Incidentally, in such cases, swapping the content is usually complete
waste, as it is unlikely that the same data is needed again, or if it
actually is required, the speed may not be any kind of issue.
In order to make better use of the limited cache space, the following
methods could be used:
1. highly preferable to cache small files only
* big seek latency of disk/net access, small RAM usage of caching
* applications with long loading times usually use big number of tiny
files => caching those makes response times a lot better
* higher probability of getting more hits (per consumed cache space)
1.1. if caching large files anyway
* try to detect access type (sequential, highly spatial or random)

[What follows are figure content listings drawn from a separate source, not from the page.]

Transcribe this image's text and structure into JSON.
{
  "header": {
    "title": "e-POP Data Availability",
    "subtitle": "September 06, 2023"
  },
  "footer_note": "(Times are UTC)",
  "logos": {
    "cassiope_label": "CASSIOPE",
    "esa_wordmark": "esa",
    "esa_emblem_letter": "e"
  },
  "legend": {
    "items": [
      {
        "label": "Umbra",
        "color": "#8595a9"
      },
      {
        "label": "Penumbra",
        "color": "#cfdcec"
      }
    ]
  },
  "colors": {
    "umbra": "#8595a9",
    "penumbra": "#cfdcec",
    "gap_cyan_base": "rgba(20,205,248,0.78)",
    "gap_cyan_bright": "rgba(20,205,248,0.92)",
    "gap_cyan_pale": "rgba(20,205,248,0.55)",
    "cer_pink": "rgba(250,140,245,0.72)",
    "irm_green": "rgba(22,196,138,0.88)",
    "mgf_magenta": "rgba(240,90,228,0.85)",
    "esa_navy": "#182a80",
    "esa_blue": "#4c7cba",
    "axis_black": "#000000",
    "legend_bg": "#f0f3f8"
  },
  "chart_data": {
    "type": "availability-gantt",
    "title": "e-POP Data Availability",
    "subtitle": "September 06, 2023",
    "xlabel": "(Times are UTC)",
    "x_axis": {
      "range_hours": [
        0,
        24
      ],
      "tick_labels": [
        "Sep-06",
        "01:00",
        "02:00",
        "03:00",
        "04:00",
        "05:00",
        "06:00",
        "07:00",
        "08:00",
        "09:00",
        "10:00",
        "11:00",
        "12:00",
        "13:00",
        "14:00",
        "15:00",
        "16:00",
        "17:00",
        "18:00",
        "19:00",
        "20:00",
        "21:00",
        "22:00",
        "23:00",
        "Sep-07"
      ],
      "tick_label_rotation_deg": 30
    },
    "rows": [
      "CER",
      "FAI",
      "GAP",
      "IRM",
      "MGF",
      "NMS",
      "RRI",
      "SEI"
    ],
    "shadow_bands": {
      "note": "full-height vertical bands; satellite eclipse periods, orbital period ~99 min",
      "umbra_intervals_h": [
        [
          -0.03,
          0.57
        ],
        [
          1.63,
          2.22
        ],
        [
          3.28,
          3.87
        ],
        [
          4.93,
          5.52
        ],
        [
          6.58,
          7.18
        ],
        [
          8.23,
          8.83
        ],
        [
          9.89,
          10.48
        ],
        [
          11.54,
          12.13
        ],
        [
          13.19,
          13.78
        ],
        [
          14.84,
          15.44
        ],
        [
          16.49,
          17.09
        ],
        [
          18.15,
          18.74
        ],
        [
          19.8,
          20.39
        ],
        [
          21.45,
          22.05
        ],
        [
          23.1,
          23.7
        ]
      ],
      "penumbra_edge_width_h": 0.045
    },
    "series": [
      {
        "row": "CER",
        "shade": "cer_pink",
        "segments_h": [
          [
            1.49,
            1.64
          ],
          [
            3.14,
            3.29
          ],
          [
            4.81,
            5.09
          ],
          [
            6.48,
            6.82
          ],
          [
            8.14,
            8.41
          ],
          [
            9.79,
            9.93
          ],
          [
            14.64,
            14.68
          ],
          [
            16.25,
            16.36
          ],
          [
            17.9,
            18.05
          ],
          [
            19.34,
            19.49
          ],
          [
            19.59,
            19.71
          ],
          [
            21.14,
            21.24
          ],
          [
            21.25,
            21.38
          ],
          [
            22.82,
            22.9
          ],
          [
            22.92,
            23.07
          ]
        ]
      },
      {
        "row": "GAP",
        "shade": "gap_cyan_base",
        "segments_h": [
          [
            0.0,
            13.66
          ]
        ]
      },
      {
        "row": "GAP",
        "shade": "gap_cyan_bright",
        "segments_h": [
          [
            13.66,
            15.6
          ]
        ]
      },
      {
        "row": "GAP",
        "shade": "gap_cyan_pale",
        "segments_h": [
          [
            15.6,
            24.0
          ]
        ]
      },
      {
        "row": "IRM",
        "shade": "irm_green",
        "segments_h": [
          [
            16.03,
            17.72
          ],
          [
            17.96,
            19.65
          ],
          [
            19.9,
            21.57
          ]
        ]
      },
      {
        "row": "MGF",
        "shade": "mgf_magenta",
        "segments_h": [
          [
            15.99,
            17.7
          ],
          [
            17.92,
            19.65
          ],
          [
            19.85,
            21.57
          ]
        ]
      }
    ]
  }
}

* only cache the hottest parts of the file
2. only cache files where I/O is the bottle neck
* if applications typically don't need the data faster, having it in
cache isn't very useful either
* detecting whether I/O is a limiting factor is difficult
Additionally, for machines with oversized RAM (like nearly all
desktop/server computers):
3. never (or only rarely) swap out applications for more cache
* eventually it will be restored to RAM and the user will notice
major trashing with long delays, and blame the OS
* applications only take small portion of the RAM and using that
as extra cache makes only small difference in cache performance
* if application or its data has been loaded to memory, there normally
is a reason for that (i.e. the data needs to be accessed quickly)
3.1. memory leaks are exception (but maybe fixing the bug would be
correct solution instead of obscuring the problem by swapping it out)
Definition of large file changes over time, as technology evolves
* size of RAM (and thus the available cache space)
* reading one megaoctet or doing single seek on modern HDD each consume
roughly the same time - about 13 ms (notice how evil seeking is!)